There is a sports car that is called the Fiberfab Jamaican II V8, and its story of its origin is both fascinating and tragic.
Fiberfab was an American car company in California that started out making body kits for cars like Corvettes. Fiberfab evolved from the firm Sports Car Engineering (SCE), which was founded by amateur sports car racer Warren “Bud” Goodwin in 1957. He sold it for a profit in 1958 to Du Crest Fiberglass, but remained interested in starting his own sports car company from the bottom up.
Goodwin founded the Fiberfab Company in 1964 with his partner John Hebler, and they began by offering lightweight body panels and kits for cars like Corvettes, Mustangs, and Jaguars for people who wanted to improve the performance and appearance of their rides.
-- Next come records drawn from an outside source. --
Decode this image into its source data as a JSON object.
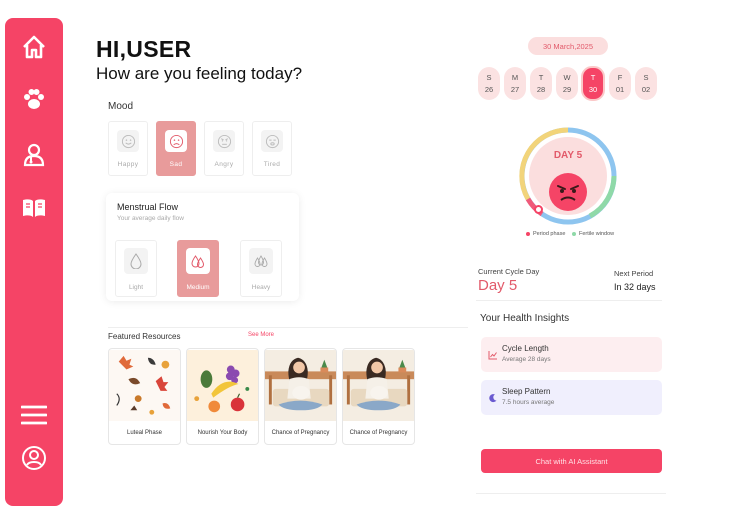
{
  "greeting": {
    "title": "HI,USER",
    "subtitle": "How are you feeling today?"
  },
  "sidebar": {
    "items": [
      {
        "icon": "home-icon"
      },
      {
        "icon": "paw-icon"
      },
      {
        "icon": "doctor-icon"
      },
      {
        "icon": "book-icon"
      }
    ],
    "bottom": [
      {
        "icon": "menu-icon"
      },
      {
        "icon": "profile-icon"
      }
    ]
  },
  "mood": {
    "label": "Mood",
    "options": [
      {
        "label": "Happy",
        "icon": "happy-face-icon",
        "selected": false
      },
      {
        "label": "Sad",
        "icon": "sad-face-icon",
        "selected": true
      },
      {
        "label": "Angry",
        "icon": "angry-face-icon",
        "selected": false
      },
      {
        "label": "Tired",
        "icon": "tired-face-icon",
        "selected": false
      }
    ]
  },
  "flow": {
    "title": "Menstrual Flow",
    "subtitle": "Your average daily flow",
    "options": [
      {
        "label": "Light",
        "icon": "single-drop-icon",
        "selected": false
      },
      {
        "label": "Medium",
        "icon": "double-drop-icon",
        "selected": true
      },
      {
        "label": "Heavy",
        "icon": "triple-drop-icon",
        "selected": false
      }
    ]
  },
  "resources": {
    "title": "Featured Resources",
    "see_more": "See More",
    "items": [
      {
        "label": "Luteal Phase"
      },
      {
        "label": "Nourish Your Body"
      },
      {
        "label": "Chance of Pregnancy"
      },
      {
        "label": "Chance of Pregnancy"
      }
    ]
  },
  "calendar": {
    "date": "30 March,2025",
    "days": [
      {
        "dow": "S",
        "num": "26",
        "active": false
      },
      {
        "dow": "M",
        "num": "27",
        "active": false
      },
      {
        "dow": "T",
        "num": "28",
        "active": false
      },
      {
        "dow": "W",
        "num": "29",
        "active": false
      },
      {
        "dow": "T",
        "num": "30",
        "active": true
      },
      {
        "dow": "F",
        "num": "01",
        "active": false
      },
      {
        "dow": "S",
        "num": "02",
        "active": false
      }
    ]
  },
  "cycle": {
    "day_label": "DAY 5",
    "legend": [
      {
        "label": "Period phase",
        "color": "#f54466"
      },
      {
        "label": "Fertile window",
        "color": "#8fd9a8"
      }
    ],
    "current_label": "Current Cycle Day",
    "current_value": "Day 5",
    "next_label": "Next Period",
    "next_value": "In 32 days"
  },
  "insights": {
    "title": "Your Health Insights",
    "items": [
      {
        "title": "Cycle Length",
        "subtitle": "Average 28 days",
        "icon": "chart-icon",
        "bg": "#fdeef0"
      },
      {
        "title": "Sleep Pattern",
        "subtitle": "7.5 hours average",
        "icon": "moon-icon",
        "bg": "#f0effd"
      }
    ]
  },
  "chat_button": "Chat with AI Assistant",
  "colors": {
    "accent": "#f54466",
    "selected": "#e89b9b",
    "pale": "#fbdede"
  }
}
Fiberfab’s first line of complete fiberglass body kits launched in 1966. In 1967, the company started to produce the Valkyrie kit car, which was based on the Ford GT40 and claimed to be the fastest car in the world, reaching a top speed of 180 mph. Each kit was sold with a parachute as a standard piece of equipment.
Tragedy struck the company, however, when founder Goodwin shot and killed his wife, Jamaica Goodwin. While the circumstances of the shooting were unclear, Goodwin was convicted of voluntary manslaughter and received a sentence of 12 months in prison. Just a few months into his sentence, Goodwin died of a massive heart attack.
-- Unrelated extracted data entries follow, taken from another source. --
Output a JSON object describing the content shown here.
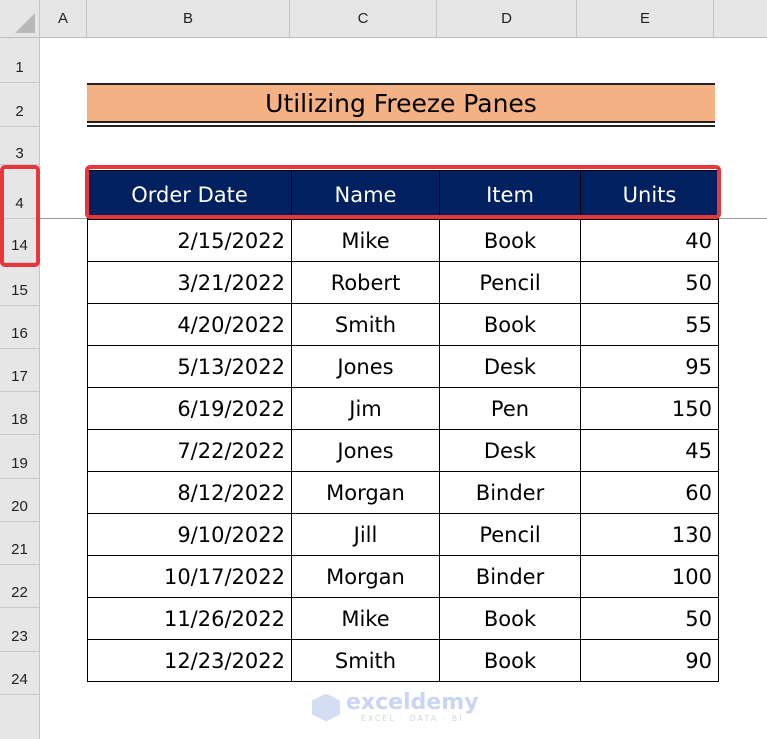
{
  "columns": [
    "A",
    "B",
    "C",
    "D",
    "E"
  ],
  "rows_visible": [
    "1",
    "2",
    "3",
    "4",
    "14",
    "15",
    "16",
    "17",
    "18",
    "19",
    "20",
    "21",
    "22",
    "23",
    "24"
  ],
  "title": "Utilizing Freeze Panes",
  "table": {
    "headers": [
      "Order Date",
      "Name",
      "Item",
      "Units"
    ],
    "rows": [
      [
        "2/15/2022",
        "Mike",
        "Book",
        "40"
      ],
      [
        "3/21/2022",
        "Robert",
        "Pencil",
        "50"
      ],
      [
        "4/20/2022",
        "Smith",
        "Book",
        "55"
      ],
      [
        "5/13/2022",
        "Jones",
        "Desk",
        "95"
      ],
      [
        "6/19/2022",
        "Jim",
        "Pen",
        "150"
      ],
      [
        "7/22/2022",
        "Jones",
        "Desk",
        "45"
      ],
      [
        "8/12/2022",
        "Morgan",
        "Binder",
        "60"
      ],
      [
        "9/10/2022",
        "Jill",
        "Pencil",
        "130"
      ],
      [
        "10/17/2022",
        "Morgan",
        "Binder",
        "100"
      ],
      [
        "11/26/2022",
        "Mike",
        "Book",
        "50"
      ],
      [
        "12/23/2022",
        "Smith",
        "Book",
        "90"
      ]
    ]
  },
  "colors": {
    "header_fill": "#002060",
    "title_fill": "#f4b183",
    "highlight": "#e8363d"
  },
  "watermark": {
    "name": "exceldemy",
    "tagline": "EXCEL · DATA · BI"
  }
}
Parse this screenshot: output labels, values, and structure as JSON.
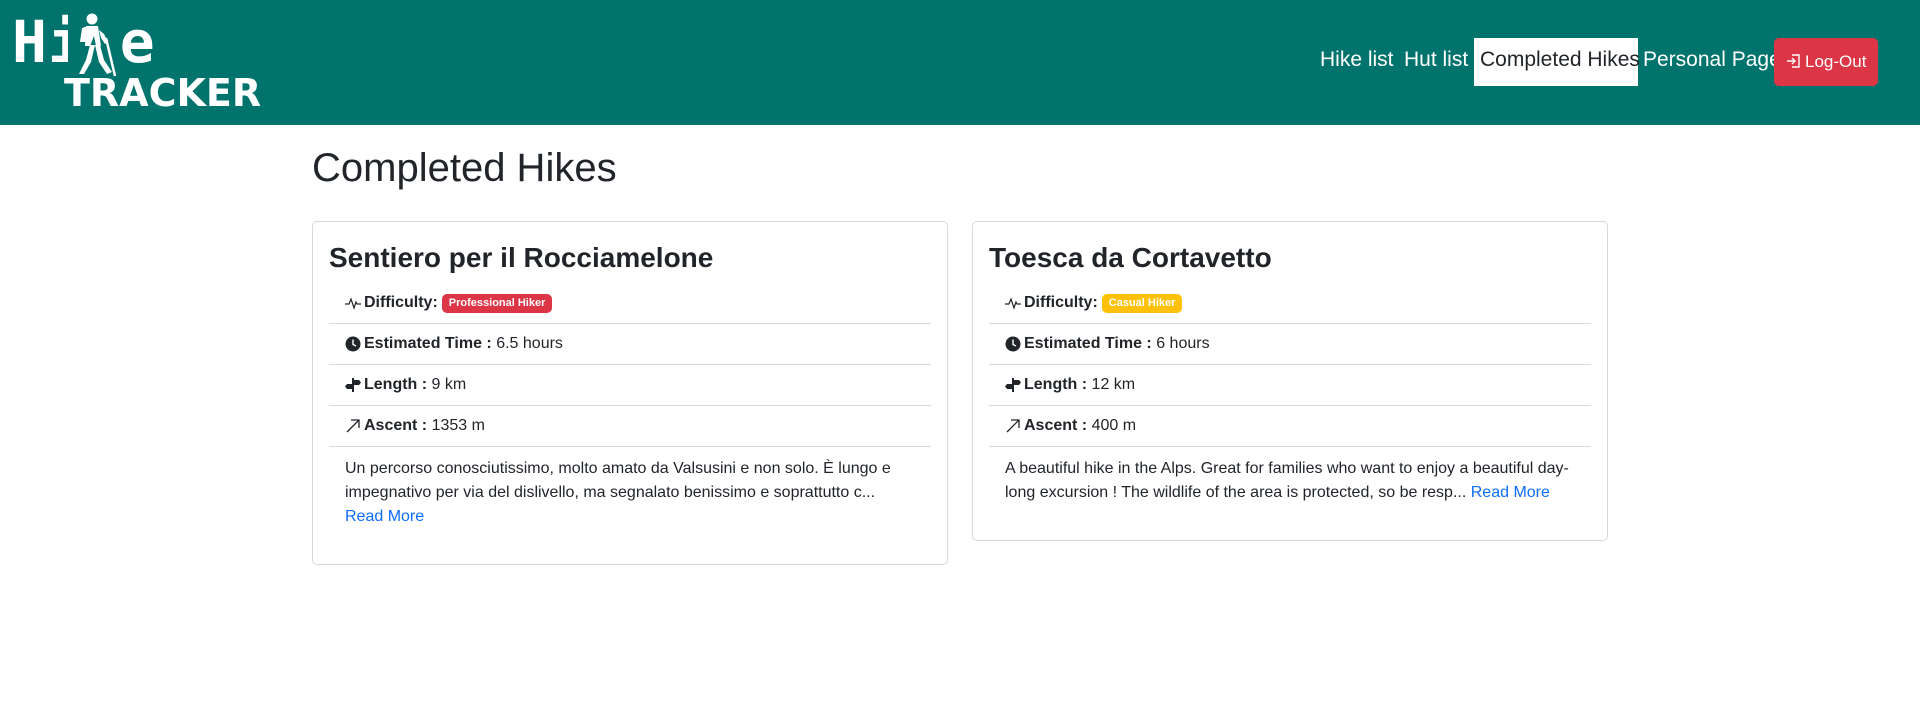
{
  "navbar": {
    "logo": {
      "line1": "Hike",
      "line2": "TRACKER"
    },
    "links": [
      {
        "label": "Hike list",
        "active": false
      },
      {
        "label": "Hut list",
        "active": false
      },
      {
        "label": "Completed Hikes",
        "active": true
      },
      {
        "label": "Personal Page",
        "active": false
      }
    ],
    "logout_label": "Log-Out",
    "colors": {
      "bar": "#00736d",
      "logout": "#dc3545"
    }
  },
  "main": {
    "title": "Completed Hikes",
    "hikes": [
      {
        "title": "Sentiero per il Rocciamelone",
        "difficulty_label": "Difficulty:",
        "difficulty": "Professional Hiker",
        "difficulty_color": "#dc3545",
        "time_label": "Estimated Time :",
        "time": "6.5 hours",
        "length_label": "Length :",
        "length": "9 km",
        "ascent_label": "Ascent :",
        "ascent": "1353 m",
        "description": "Un percorso conosciutissimo, molto amato da Valsusini e non solo. È lungo e impegnativo per via del dislivello, ma segnalato benissimo e soprattutto c...",
        "read_more": "Read More"
      },
      {
        "title": "Toesca da Cortavetto",
        "difficulty_label": "Difficulty:",
        "difficulty": "Casual Hiker",
        "difficulty_color": "#ffc107",
        "time_label": "Estimated Time :",
        "time": "6 hours",
        "length_label": "Length :",
        "length": "12 km",
        "ascent_label": "Ascent :",
        "ascent": "400 m",
        "description": "A beautiful hike in the Alps. Great for families who want to enjoy a beautiful day-long excursion ! The wildlife of the area is protected, so be resp...",
        "read_more": "Read More"
      }
    ]
  }
}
The Fiberfab company managed to continue in business after the murder and released the Jamaican I in 1968. In a show of respect for Jamaica Goodwin, the company named the car in her honor, and it carried her name for the duration of its production run. Possibly influenced by the Lamborghini Miura, the Jamaican I kit designed by Chris Bebee offered a fiberglass body that would fit the chassis of a Triumph TR3, TR4, the MGA, or a large Austin-Healey.
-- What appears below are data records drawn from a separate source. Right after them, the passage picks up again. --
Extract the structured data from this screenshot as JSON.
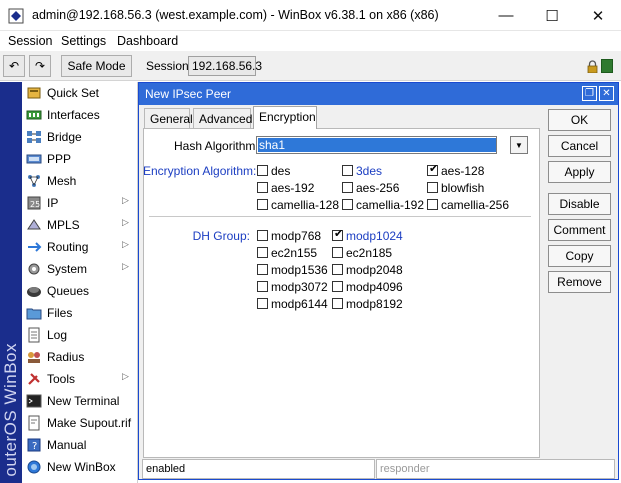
{
  "window": {
    "title": "admin@192.168.56.3 (west.example.com) - WinBox v6.38.1 on x86 (x86)",
    "minimize_glyph": "—",
    "maximize_glyph": "☐",
    "close_glyph": "✕"
  },
  "menubar": {
    "items": [
      "Session",
      "Settings",
      "Dashboard"
    ]
  },
  "toolbar": {
    "undo_glyph": "↶",
    "redo_glyph": "↷",
    "safe_mode_label": "Safe Mode",
    "session_label": "Session:",
    "session_value": "192.168.56.3"
  },
  "brand_strip": {
    "text": "outerOS WinBox"
  },
  "sidebar": {
    "items": [
      {
        "label": "Quick Set",
        "icon": "quick-set-icon",
        "submenu": false
      },
      {
        "label": "Interfaces",
        "icon": "interfaces-icon",
        "submenu": false
      },
      {
        "label": "Bridge",
        "icon": "bridge-icon",
        "submenu": false
      },
      {
        "label": "PPP",
        "icon": "ppp-icon",
        "submenu": false
      },
      {
        "label": "Mesh",
        "icon": "mesh-icon",
        "submenu": false
      },
      {
        "label": "IP",
        "icon": "ip-icon",
        "submenu": true
      },
      {
        "label": "MPLS",
        "icon": "mpls-icon",
        "submenu": true
      },
      {
        "label": "Routing",
        "icon": "routing-icon",
        "submenu": true
      },
      {
        "label": "System",
        "icon": "system-icon",
        "submenu": true
      },
      {
        "label": "Queues",
        "icon": "queues-icon",
        "submenu": false
      },
      {
        "label": "Files",
        "icon": "files-icon",
        "submenu": false
      },
      {
        "label": "Log",
        "icon": "log-icon",
        "submenu": false
      },
      {
        "label": "Radius",
        "icon": "radius-icon",
        "submenu": false
      },
      {
        "label": "Tools",
        "icon": "tools-icon",
        "submenu": true
      },
      {
        "label": "New Terminal",
        "icon": "terminal-icon",
        "submenu": false
      },
      {
        "label": "Make Supout.rif",
        "icon": "supout-icon",
        "submenu": false
      },
      {
        "label": "Manual",
        "icon": "manual-icon",
        "submenu": false
      },
      {
        "label": "New WinBox",
        "icon": "winbox-icon",
        "submenu": false
      }
    ],
    "submenu_arrow": "▷"
  },
  "dialog": {
    "title": "New IPsec Peer",
    "restore_glyph": "❐",
    "close_glyph": "✕",
    "tabs": [
      "General",
      "Advanced",
      "Encryption"
    ],
    "active_tab": "Encryption",
    "hash_label": "Hash Algorithm:",
    "hash_value": "sha1",
    "dropdown_glyph": "▼",
    "encryption_label": "Encryption Algorithm:",
    "encryption_options": [
      {
        "label": "des",
        "checked": false
      },
      {
        "label": "3des",
        "checked": false
      },
      {
        "label": "aes-128",
        "checked": true
      },
      {
        "label": "aes-192",
        "checked": false
      },
      {
        "label": "aes-256",
        "checked": false
      },
      {
        "label": "blowfish",
        "checked": false
      },
      {
        "label": "camellia-128",
        "checked": false
      },
      {
        "label": "camellia-192",
        "checked": false
      },
      {
        "label": "camellia-256",
        "checked": false
      }
    ],
    "dh_label": "DH Group:",
    "dh_options": [
      {
        "label": "modp768",
        "checked": false
      },
      {
        "label": "modp1024",
        "checked": true
      },
      {
        "label": "ec2n155",
        "checked": false
      },
      {
        "label": "ec2n185",
        "checked": false
      },
      {
        "label": "modp1536",
        "checked": false
      },
      {
        "label": "modp2048",
        "checked": false
      },
      {
        "label": "modp3072",
        "checked": false
      },
      {
        "label": "modp4096",
        "checked": false
      },
      {
        "label": "modp6144",
        "checked": false
      },
      {
        "label": "modp8192",
        "checked": false
      }
    ],
    "check_glyph": "✔",
    "buttons": [
      "OK",
      "Cancel",
      "Apply",
      "Disable",
      "Comment",
      "Copy",
      "Remove"
    ],
    "status_left": "enabled",
    "status_right": "responder"
  },
  "colors": {
    "dialog_title": "#2f6bd8",
    "brand_strip": "#1a2d8c",
    "label_blue": "#1c3ec2",
    "selection": "#2e78d8"
  }
}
While customers loved the styling of the Jamaica I, many Americans requested the company make a V8 version of the car. Fiberfab responded by developing a new steel chassis and a new wider and longer Jamaican body. This new chassis fit the Corvette V8 and running gear and also most of the V8s in production at the time. There was also a version that would fit a VW Beetle chassis for those who wanted a less costly alternative. With a Fiberfab tubular steel chassis and a fiberglass body, the Jamaican II came out in 1983 and was powered by a 5.7-.liter Chevrolet V8 engine and had all-independent suspension.
The exact number of Jamaican II V8s sold is unknown, but it is the most valuable and sought-after of all the Jamaican variants. The Fiberfab Company continues in business today following several changes in ownership over the years. According to its website, the firm plans to build new turnkey cars.